Governor Perry has stirred up controversy by issuing an executive order requiring all girls be vaccinated against HPV before entering the 6th grade. Currently, the only way to comply with this new rule is with the Gardasil vaccine from drug company Merck, although it is not specifically required to use this vaccine in the new rule.
Personally, I think vaccinations like these are important, especially when they can be shown to prevent cancer. With all the media attention to "cancer research" and "finding the cure" I find it very odd that there is such resistance. Isn't this what we've been telling the drug companies we want for years? It's not a cure, but if it can prevent you from getting it in the first place, isn't that just as good?
And don't forget this:
Perry also directed state health authorities to make the vaccine available free to girls 9 to 18 who are uninsured or whose insurance does not cover vaccines. In addition, he ordered that Medicaid offer Gardasil to women ages 19 to 21.
That means that if you can't afford it, now can get it.
One thing that is consistently being overlooked in every article I have read about this is this clause in the executive order:
Parents' Rights.

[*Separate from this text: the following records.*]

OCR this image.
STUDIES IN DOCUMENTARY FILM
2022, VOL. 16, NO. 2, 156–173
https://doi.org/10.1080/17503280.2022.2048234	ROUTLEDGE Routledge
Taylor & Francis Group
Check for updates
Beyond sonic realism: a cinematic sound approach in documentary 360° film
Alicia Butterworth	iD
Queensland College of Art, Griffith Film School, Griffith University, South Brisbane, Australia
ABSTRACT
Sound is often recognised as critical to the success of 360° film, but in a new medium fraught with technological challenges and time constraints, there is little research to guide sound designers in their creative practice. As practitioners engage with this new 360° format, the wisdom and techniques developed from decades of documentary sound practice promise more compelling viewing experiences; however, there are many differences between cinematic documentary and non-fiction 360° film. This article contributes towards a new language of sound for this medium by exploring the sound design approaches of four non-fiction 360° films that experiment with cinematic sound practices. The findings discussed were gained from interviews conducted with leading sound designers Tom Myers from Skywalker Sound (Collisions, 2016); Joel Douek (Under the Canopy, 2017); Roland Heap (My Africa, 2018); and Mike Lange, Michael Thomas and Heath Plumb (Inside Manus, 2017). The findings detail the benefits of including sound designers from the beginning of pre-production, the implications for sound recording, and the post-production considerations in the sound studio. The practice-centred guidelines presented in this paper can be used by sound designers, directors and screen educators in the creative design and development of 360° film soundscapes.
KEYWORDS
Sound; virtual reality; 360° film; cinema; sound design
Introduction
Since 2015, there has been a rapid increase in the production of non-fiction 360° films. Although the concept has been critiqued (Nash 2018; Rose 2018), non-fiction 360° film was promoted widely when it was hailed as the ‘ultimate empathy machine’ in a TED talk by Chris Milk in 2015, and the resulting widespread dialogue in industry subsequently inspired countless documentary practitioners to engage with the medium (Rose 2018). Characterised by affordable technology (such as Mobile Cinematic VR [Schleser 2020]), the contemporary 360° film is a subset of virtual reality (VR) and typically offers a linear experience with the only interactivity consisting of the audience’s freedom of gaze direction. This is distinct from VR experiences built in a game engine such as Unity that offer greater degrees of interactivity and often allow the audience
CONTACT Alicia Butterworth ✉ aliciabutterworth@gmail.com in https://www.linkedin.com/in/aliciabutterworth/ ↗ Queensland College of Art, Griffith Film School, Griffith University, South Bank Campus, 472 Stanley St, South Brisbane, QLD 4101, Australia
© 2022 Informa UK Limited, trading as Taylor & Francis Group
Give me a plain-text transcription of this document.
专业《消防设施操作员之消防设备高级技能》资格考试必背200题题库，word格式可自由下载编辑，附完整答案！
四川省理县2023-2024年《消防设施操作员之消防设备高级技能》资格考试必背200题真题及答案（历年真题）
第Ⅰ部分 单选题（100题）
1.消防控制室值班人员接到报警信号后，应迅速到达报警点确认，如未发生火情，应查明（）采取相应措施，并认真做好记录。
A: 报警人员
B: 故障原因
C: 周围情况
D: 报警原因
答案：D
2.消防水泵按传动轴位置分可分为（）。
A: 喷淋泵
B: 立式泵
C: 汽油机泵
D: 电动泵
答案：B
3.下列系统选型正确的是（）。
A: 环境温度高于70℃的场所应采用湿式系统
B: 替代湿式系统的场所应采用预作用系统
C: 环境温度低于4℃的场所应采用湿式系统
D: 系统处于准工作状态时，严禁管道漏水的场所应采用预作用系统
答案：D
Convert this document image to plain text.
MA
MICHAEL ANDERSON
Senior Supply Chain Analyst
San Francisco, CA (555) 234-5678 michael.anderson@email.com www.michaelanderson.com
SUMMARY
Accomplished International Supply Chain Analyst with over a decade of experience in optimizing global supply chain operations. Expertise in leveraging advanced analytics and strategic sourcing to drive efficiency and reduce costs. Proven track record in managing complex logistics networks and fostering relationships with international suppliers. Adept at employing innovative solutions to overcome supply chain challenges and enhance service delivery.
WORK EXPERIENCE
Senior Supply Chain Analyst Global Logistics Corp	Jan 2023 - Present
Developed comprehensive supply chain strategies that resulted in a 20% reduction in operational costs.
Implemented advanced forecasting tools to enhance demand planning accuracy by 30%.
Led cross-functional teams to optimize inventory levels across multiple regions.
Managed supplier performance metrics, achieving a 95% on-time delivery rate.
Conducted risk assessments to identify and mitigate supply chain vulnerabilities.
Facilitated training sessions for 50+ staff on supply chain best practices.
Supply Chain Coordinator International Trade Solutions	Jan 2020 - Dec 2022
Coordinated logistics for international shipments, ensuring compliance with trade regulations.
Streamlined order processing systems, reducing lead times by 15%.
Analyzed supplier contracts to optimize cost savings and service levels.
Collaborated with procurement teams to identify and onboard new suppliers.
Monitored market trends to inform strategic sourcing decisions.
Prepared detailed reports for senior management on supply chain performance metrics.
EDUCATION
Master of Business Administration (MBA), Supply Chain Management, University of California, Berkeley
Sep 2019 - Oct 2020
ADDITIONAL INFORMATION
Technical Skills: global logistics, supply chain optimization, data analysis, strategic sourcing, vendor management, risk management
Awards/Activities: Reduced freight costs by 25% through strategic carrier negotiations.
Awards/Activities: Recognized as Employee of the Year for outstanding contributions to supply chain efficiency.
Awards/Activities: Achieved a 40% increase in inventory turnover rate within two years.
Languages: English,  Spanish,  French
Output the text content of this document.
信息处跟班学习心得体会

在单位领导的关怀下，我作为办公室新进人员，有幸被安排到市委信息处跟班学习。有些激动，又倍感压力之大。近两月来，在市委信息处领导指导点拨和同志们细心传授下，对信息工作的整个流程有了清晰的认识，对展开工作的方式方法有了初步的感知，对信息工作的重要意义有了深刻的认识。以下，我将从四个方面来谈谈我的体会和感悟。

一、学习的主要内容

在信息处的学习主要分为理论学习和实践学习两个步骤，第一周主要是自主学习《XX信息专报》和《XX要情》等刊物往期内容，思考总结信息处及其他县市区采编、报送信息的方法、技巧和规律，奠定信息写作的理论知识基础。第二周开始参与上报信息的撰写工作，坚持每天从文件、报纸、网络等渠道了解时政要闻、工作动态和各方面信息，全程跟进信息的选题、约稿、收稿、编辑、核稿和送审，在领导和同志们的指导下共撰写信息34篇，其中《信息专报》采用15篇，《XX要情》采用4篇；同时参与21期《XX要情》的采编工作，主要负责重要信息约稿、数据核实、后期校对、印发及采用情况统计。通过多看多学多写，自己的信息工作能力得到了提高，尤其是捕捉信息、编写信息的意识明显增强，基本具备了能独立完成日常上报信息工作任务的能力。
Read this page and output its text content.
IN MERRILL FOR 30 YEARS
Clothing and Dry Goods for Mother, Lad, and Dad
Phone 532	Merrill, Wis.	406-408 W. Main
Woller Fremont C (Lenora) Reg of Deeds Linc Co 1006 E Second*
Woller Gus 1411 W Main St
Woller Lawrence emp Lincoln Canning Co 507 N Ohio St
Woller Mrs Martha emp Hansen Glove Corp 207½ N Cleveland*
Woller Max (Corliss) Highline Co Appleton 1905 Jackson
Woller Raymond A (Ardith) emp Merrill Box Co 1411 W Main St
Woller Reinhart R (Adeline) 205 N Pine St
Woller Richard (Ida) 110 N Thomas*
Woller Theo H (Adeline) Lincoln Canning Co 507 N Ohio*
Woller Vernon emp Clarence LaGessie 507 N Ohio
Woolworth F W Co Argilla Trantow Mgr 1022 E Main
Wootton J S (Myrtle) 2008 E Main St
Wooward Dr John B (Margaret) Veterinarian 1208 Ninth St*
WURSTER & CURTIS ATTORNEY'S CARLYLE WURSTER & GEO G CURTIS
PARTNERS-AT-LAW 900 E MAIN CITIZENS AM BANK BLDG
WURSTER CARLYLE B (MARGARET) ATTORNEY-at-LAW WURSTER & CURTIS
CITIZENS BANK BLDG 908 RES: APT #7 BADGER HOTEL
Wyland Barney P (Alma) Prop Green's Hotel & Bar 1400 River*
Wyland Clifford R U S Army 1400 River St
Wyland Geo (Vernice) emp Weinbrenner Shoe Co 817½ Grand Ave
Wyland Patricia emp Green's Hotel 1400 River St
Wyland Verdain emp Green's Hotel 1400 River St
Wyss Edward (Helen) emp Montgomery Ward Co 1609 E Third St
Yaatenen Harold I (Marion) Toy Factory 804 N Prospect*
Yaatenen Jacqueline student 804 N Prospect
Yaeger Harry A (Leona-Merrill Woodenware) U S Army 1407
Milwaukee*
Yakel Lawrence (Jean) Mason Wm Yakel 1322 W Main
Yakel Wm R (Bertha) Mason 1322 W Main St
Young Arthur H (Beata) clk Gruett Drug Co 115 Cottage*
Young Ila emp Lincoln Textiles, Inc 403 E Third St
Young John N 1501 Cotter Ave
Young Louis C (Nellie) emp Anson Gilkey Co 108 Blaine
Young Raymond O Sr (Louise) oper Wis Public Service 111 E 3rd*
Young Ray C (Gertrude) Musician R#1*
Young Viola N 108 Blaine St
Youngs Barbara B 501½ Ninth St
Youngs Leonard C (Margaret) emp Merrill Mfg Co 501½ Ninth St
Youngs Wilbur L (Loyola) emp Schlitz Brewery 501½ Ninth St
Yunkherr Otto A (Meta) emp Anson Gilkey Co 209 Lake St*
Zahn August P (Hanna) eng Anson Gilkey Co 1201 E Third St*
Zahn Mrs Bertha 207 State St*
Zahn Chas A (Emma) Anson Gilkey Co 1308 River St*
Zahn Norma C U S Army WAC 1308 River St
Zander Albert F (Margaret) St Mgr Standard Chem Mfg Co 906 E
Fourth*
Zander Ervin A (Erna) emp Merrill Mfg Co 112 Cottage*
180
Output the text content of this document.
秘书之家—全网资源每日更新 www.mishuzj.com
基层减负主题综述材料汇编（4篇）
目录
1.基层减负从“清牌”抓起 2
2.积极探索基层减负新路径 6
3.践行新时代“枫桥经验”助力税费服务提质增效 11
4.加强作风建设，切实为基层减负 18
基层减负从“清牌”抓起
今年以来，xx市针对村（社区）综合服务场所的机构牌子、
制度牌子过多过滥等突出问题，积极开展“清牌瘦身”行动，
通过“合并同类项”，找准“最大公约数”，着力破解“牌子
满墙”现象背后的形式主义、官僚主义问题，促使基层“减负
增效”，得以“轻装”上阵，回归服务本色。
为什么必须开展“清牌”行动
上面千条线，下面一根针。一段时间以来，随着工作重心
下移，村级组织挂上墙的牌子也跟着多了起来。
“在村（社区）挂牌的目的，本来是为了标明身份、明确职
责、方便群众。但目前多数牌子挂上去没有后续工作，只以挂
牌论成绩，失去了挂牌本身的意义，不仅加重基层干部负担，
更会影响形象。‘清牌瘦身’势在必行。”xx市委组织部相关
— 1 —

The Department of State Health Services will, in order to protect the right of parents to be the final authority on their children's health care, modify the current process in order to allow parents to submit a request for a conscientious objection affidavit form via the Internet while maintaining privacy safeguards under current law.
That means that if you object to the vaccine, you're children don't have to get it. All you have to do is fill out a form.